The Astros' central problem is that their most obvious need is for a No. 2 starter, but there are few of those in the free-agent market, and the team does not have any depth from its minor league system to part with in trade. It's really quite tempting to suggest that they blow everything up, trade Oswalt, Lidge and Everett, and see if they can't do a relatively quick rebuild. In any other division, that would be the suggestion, but no division rival is likely to build up this winter to the point where they're fielding a 90-plus-win club, and between dumping Craig Biggio, integrating Hunter Pence and Luke Scott on a full-time basis, and probably getting a better year out of Berkman, the Astros at least ought to have a division-winning offense. So I think they have to gamble and see if they can't sign a pitcher to an Andy Pettitte-type contract.
What They Will Do: Hold. Ed Wade has not been the most aggressive general manager in the past, and I look for them to shuffle the deck chairs without accomplishing much.
2007 Record: 72-90, fifth place
What They Should Do: Weak Buy. This might be the kind of club that could surprise some people and win 90 games next year.

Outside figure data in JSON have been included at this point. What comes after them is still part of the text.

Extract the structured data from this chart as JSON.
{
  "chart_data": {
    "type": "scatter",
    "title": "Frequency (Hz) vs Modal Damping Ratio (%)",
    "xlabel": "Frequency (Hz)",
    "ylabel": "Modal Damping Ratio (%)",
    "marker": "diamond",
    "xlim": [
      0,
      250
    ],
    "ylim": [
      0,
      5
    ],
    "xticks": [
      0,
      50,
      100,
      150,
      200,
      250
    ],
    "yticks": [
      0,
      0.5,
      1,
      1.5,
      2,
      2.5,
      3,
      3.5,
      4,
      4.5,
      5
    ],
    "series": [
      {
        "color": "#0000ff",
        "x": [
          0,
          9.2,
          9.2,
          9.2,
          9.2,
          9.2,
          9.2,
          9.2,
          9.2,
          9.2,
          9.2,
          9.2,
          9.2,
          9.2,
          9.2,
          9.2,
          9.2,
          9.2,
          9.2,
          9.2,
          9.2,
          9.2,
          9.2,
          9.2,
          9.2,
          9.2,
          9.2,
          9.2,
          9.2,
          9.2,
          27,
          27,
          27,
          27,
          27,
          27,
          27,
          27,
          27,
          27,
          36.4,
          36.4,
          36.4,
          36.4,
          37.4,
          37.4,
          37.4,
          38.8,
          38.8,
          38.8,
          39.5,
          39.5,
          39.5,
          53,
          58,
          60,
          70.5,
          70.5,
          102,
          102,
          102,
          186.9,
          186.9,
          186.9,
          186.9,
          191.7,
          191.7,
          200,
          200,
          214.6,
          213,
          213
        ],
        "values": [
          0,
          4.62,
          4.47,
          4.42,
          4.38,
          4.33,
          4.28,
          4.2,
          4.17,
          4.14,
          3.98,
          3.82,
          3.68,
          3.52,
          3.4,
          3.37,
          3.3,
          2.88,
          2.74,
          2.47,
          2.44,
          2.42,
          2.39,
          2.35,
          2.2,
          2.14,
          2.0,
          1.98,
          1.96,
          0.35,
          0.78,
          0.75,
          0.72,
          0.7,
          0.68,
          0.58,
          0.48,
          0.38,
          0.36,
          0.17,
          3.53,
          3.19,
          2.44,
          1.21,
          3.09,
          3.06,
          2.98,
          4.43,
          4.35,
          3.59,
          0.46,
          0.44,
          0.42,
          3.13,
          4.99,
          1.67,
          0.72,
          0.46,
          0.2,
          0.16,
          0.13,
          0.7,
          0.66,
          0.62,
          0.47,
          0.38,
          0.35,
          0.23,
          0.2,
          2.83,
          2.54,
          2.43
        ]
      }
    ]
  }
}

The offense should be at least league-average, and could be one of the two or three best in the league with some breakouts from the likes of Edwin Encarnacion. A starting rotation of Arroyo/Harang/Bailey/Cueto/Matt Belisle would hold its own. Now that they did the right thing and picked up Dunn's option, the other keys are letting Joey Votto displace Hatteberg at first base and buying a real bullpen.

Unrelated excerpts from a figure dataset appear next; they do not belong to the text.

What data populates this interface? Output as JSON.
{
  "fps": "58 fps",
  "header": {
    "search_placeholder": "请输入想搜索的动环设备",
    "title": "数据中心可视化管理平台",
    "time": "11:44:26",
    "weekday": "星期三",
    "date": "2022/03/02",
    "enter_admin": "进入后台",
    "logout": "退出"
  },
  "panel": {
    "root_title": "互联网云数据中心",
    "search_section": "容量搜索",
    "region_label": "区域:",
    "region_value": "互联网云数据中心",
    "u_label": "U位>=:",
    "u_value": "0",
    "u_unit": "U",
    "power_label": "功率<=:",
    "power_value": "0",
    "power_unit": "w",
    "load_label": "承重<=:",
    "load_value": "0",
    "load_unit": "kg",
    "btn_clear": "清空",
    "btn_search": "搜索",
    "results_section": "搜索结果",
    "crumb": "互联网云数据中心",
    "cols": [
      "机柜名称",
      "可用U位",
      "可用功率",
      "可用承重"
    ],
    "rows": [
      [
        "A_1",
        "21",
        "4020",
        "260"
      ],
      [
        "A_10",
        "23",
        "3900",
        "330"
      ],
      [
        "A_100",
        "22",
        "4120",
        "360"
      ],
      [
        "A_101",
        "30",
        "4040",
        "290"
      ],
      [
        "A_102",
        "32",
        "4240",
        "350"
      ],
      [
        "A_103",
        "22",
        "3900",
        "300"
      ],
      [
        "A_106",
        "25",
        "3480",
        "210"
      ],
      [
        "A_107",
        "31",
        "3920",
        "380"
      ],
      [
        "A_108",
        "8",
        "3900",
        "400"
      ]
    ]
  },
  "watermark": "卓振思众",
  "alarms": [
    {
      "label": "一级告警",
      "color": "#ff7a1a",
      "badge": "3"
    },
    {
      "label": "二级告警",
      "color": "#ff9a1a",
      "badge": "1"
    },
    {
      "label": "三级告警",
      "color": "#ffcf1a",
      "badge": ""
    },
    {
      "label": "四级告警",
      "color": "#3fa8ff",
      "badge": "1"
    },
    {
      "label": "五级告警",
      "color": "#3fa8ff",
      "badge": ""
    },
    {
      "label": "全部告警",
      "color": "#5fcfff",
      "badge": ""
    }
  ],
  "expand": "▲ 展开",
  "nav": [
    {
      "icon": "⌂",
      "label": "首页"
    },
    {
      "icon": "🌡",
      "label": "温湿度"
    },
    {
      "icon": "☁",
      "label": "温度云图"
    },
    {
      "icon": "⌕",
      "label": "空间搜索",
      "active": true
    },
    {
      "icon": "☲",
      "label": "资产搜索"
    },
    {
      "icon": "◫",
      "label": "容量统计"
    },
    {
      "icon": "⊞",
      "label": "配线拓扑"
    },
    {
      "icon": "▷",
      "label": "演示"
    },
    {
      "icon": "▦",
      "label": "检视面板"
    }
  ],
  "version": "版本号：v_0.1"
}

What They Will Do: Hold. They just picked up the options for Dunn and Hatteberg, and it looks like the winter's plan will be oriented around the status quo.
2007 Record: 68-94, sixth place
What They Should Do: Hold. This is a frustrating group to analyze, because the Pirates have a lot of redundant assets that have value in theory but not in practice. Should Pearce, Walker and Doumit take their respective places in the lineup? Certainly, but nobody's going to trade much of value for Xavier Nady, Jose Bautista or Ronny Paulino. So you might instead need to be willing to trade the guys who could fetch something, such as Jack Wilson, Freddy Sanchez, Adam LaRoche and even Jason Bay. The reason I list this as "hold" rather than a "sell" is because two of those guys have their value at a low-water mark right now; Bay is coming off a terrible season, and Sanchez just had shoulder surgery. So I'd want to see how things play out, and have Neil Huntington buy one of those cellphone plans with some rollover minutes. If someone starts the year hot, you move him in June -- unless a bunch of people get hot, in which case you shift gears and play to win. That's not as far-fetched as it might sound in the NL Central.
What They Will Do: Weak Buy. New management, new ownership. You'd expect the Pirates to make some work for themselves this winter. Spending a few million for one of those high-risk starters that we identified in the Cardinals blurb would not be the worst idea.